Dr. Schlossman says these kinds of complications are very rare and unexpected in a patient Jeff’s age.
“While I was quite concerned, I always thought that careful and thorough management of each of his problems would bring him through to a good recovery,” he says. “The most important steps were listening to Jeff’s description of his symptoms, examining him, running the appropriate tests and following the data where it led us, even when the correct diagnosis was very surprising. With the help of a good neurologist, Dr. Joel Shenker, and a good cardiologist, Dr. David Brown, we were able to provide effective treatments for each of his problems. Jeff also helped himself by having faith we could help him get well and putting in a super effort during his rehabilitation therapy.”
The treatment plan worked and Jeff recovered. His journey toward health also changed the course of his life, for worse and for better. Jeff lost his home and car during his illness. He is also blind in one eye because of the stroke. But through it all, he’s remained determined to turn his experiences into something positive.
In 2014, he launched WellnessTide as a pathway to help individuals and organizations reach full potential through cultural transformation and healthy habits.
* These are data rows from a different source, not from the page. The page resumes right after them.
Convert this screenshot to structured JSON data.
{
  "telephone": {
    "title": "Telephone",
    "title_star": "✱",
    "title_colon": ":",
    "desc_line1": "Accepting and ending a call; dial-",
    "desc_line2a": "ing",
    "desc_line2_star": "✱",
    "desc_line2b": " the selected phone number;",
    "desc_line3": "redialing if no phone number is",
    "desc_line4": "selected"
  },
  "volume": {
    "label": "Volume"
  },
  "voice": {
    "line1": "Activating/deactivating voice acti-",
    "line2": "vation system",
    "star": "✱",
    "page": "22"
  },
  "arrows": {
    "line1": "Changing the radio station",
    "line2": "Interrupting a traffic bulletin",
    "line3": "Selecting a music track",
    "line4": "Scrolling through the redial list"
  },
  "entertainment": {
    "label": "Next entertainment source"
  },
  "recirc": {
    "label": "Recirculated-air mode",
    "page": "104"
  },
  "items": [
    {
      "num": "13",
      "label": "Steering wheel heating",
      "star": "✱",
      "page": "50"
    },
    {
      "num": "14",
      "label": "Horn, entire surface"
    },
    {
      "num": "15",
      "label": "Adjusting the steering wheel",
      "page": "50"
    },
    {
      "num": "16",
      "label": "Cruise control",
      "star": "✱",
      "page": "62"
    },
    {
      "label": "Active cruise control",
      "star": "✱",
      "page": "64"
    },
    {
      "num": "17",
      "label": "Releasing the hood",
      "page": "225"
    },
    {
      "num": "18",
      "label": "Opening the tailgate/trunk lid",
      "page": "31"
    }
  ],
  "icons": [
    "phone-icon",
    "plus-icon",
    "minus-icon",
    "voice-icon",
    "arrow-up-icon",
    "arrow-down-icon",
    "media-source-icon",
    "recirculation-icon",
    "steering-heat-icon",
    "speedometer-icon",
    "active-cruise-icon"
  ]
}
Jeff uses his personal story as a peak performance coach and empowerment speaker just like those who inspired him while he managed their speaking engagements. He is credentialed as a Corporate Wellness Coach and currently is pursuing certifications in both Health and Stress Management Coaching.
His trademark presentation, “My Perfect Storm,” chronicles his journey as he battled late-stage cancer, stroke and sudden cardiac arrest simultaneously.
Jeff’s aggressive pursuit of optimal health yielded big dividends. He lost 90 pounds at the request of his medical team at Boone Hospital. “My physicians told me to act immediately, adopt a steady pace and enjoy the benefits,” he says.
“This is one of the best things that have ever happened to me because it allowed me to look at life in a whole different way,” Jeff says. “I have more of a purpose now than I did before. My goal is to empower people for longevity and fulfilling their dreams.”
Dr. Schlossman said it’s valuable for patients like Jeff to share their stories.
“Jeff overcame great challenges during his cancer treatment and went on to become a cancer survivor with excellent quality of life,” he says. “His story is an inspiration for other patients, providing hope that they too can overcome great obstacles and return to good health and a happy life.”
Dr. Schlossman said Jeff’s recovery “means everything.
“For most physicians, forming good relationships with their patients and helping patients achieve the best possible outcomes are the most satisfying and fulfilling aspects of medical practice,” he says.